From April 19, airports around New Zealand and Australia will once again set the stage for this act in the human experience.
I have to imagine that many in the first wave of visitors will be propelling themselves over the ditch on a plane that could be fuelled by pure longing alone.
The people queuing to book the earliest tickets seem less likely to be tourists wanting a holiday and more likely to be people desperately missing what would normally be a regular visit.
I'm talking about separated lovers. Parents reuniting with kids who live with the ex. Grandparents beelining for grandchildren - some of whom may be new to the world.
Perhaps a Kiwi gal who married an Aussie guy and made a home in Australia knowing she could come back to Aotearoa and visit her family whenever she needed to - until she couldn't.
I know there are a few of those sorts of long-awaited trips being arranged in my family.

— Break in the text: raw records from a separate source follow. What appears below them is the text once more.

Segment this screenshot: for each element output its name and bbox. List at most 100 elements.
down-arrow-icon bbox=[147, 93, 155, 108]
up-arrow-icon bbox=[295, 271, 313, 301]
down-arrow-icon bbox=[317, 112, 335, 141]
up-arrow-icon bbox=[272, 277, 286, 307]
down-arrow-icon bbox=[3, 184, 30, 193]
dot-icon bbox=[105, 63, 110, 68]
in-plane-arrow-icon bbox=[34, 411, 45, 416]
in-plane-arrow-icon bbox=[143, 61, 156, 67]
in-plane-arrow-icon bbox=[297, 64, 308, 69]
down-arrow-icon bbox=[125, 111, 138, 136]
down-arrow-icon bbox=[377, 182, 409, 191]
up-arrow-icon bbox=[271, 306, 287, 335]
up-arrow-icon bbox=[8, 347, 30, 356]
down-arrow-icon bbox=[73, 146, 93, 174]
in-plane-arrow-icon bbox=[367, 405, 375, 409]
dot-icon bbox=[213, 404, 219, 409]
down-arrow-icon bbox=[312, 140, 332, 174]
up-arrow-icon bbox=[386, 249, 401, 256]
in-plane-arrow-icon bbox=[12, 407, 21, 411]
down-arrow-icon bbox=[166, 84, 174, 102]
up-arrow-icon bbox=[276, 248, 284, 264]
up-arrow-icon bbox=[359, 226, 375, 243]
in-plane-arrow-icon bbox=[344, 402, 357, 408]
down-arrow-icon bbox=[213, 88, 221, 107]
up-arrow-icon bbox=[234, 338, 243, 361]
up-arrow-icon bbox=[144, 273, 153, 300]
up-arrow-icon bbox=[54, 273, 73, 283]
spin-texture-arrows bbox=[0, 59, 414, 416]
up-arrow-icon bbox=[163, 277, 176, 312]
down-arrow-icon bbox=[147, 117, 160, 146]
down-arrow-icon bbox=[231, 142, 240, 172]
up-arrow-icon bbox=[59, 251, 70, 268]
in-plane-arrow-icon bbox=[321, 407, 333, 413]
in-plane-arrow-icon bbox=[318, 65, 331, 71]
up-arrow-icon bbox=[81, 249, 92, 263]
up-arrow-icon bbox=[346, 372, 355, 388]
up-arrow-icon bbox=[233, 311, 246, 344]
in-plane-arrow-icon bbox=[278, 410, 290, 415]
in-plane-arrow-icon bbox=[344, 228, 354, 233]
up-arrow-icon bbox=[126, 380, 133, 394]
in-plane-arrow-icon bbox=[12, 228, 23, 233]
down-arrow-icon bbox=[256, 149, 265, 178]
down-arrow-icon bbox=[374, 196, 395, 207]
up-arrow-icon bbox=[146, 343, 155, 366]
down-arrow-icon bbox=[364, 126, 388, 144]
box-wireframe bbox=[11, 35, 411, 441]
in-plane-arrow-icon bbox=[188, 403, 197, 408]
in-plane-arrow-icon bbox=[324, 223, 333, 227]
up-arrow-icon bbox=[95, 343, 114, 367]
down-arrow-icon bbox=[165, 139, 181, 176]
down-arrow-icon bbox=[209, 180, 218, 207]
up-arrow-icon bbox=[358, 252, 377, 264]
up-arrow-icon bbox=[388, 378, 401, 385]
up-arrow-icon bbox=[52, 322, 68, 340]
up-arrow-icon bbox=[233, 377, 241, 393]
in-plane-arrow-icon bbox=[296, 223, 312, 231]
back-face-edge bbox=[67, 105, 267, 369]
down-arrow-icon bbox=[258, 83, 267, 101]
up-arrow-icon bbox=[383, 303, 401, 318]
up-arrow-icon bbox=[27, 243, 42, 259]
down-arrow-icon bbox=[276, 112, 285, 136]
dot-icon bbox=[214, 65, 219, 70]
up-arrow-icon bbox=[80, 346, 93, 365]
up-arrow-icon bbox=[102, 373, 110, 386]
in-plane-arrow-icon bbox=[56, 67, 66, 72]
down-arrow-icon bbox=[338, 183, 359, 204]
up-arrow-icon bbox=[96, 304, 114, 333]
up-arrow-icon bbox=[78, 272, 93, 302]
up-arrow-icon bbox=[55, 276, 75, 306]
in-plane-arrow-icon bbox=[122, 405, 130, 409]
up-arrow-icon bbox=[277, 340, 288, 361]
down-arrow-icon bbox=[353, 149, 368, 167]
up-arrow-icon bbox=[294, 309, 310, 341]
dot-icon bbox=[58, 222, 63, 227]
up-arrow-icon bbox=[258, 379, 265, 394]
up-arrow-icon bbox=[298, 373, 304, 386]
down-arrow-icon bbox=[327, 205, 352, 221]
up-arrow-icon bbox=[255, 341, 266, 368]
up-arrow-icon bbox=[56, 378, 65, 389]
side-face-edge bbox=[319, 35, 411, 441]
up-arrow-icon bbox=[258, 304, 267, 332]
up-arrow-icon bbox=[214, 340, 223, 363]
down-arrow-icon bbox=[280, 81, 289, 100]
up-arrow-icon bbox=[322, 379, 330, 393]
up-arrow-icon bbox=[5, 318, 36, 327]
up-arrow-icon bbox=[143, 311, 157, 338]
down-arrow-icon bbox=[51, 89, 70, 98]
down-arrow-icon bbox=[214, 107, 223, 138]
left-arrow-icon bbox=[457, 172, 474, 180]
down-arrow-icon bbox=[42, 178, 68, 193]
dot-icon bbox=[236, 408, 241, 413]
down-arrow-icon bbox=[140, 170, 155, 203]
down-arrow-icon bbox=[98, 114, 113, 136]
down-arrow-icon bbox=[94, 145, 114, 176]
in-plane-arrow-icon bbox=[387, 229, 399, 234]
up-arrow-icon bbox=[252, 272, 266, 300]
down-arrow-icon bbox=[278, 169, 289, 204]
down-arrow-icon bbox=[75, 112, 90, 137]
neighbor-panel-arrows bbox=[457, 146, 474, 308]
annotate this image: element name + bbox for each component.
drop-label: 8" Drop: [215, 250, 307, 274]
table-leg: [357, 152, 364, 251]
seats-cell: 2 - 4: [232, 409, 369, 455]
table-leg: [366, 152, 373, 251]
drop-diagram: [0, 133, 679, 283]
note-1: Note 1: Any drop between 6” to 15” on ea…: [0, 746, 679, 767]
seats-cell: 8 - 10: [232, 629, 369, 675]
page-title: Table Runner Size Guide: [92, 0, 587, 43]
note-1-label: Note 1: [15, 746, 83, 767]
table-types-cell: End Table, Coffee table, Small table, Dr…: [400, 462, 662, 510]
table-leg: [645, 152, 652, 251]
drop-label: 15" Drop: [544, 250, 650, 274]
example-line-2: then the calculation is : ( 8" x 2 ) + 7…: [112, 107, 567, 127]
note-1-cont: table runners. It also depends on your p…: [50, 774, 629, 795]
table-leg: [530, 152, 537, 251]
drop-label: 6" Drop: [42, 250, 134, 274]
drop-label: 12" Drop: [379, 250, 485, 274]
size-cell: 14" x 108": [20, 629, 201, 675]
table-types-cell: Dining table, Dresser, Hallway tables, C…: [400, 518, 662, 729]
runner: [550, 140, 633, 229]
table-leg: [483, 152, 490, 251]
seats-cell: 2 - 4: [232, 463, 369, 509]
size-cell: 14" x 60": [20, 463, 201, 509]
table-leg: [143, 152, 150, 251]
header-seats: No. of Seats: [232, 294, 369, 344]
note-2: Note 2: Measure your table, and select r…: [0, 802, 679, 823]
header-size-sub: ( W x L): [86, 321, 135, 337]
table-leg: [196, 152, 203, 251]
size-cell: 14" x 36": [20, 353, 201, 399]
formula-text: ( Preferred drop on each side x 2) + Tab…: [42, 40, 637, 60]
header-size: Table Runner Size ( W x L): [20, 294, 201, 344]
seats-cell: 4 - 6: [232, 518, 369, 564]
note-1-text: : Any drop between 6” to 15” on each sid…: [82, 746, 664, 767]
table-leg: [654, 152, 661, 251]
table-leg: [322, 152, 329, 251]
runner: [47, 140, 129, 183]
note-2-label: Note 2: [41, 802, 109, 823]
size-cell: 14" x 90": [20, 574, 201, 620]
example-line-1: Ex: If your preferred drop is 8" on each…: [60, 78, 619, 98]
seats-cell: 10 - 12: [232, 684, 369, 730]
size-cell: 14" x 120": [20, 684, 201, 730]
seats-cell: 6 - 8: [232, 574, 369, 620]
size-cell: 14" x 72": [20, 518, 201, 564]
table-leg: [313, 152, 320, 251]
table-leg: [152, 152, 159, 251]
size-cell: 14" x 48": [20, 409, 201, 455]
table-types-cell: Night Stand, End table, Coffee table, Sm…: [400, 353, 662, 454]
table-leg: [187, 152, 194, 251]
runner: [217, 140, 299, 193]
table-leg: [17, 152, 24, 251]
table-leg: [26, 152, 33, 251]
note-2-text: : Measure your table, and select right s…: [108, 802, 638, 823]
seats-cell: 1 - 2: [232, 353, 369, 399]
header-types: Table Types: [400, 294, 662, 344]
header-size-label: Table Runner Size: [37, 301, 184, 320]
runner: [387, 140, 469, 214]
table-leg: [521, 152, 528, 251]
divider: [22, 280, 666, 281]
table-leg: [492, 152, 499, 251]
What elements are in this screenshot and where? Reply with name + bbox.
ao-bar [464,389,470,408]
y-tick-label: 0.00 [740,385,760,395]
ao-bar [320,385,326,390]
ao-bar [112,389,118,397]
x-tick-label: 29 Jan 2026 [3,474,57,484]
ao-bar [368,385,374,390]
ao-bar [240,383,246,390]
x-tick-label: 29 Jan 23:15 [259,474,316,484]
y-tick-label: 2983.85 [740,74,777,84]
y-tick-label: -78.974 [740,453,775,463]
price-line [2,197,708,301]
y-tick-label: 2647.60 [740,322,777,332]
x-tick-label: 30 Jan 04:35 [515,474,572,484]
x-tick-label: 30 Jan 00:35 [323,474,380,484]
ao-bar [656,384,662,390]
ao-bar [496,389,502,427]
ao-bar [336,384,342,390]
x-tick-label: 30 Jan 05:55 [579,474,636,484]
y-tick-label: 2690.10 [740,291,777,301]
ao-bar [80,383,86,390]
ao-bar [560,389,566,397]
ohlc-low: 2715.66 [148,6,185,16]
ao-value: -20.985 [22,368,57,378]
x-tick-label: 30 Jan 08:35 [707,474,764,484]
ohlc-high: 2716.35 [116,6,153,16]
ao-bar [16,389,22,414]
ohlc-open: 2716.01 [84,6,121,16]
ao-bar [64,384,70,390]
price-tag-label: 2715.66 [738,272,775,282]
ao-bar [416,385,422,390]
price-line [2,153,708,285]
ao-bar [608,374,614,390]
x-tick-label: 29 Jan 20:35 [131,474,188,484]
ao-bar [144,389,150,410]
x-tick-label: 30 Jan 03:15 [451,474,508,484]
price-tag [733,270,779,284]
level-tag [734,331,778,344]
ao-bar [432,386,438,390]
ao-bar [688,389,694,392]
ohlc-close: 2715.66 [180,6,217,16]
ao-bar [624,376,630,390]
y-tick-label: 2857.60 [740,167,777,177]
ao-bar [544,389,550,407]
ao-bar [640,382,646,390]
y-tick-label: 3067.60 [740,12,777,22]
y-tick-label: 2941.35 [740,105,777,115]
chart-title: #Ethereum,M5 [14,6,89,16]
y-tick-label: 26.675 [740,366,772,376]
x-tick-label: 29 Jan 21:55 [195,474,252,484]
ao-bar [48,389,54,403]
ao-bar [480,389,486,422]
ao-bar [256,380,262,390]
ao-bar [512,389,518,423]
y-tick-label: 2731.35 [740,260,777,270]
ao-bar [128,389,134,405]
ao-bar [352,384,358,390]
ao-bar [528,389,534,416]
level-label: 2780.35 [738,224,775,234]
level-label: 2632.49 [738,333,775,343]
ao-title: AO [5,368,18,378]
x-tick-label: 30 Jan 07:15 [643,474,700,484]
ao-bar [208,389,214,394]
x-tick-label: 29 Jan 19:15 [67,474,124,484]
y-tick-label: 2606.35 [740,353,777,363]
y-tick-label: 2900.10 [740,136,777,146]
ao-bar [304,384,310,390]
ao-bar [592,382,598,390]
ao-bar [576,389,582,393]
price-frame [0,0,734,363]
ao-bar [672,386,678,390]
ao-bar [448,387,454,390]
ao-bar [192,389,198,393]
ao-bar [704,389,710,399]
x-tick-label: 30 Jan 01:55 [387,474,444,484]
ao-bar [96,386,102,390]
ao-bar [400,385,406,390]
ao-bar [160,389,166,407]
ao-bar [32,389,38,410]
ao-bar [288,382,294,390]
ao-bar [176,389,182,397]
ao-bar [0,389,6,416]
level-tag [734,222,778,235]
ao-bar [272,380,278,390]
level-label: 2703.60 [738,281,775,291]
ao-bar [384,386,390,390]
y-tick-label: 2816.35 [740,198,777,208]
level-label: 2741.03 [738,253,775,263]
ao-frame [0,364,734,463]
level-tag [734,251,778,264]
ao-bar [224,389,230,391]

Perhaps in yours, too.
Normally, these sorts of trips would involve the visitor either road-tripping around the country and couch-surfing at various relatives' abodes, or the visitor setting up camp in one home and having everyone come to them.
There might be a dinner out, maybe a brunch or two.
This time, how about doing our hurting tourism industry a solid and making an effort to do more with your guests?
Visit a local attraction and grab lunch after, take a day-trip to the next town over, get away somewhere else for the weekend.
If your guests are returning who are Kiwis perhaps less keen to do "touristy" stuff, ask them to consider that things have changed and many attractions have tailored their offering to Kiwi customers.
So if you have some disposable income and you're hosting an Aussie visitor, don't spend all day holed up in your house hugging them.
Get out and make some memories in the new New Zealand.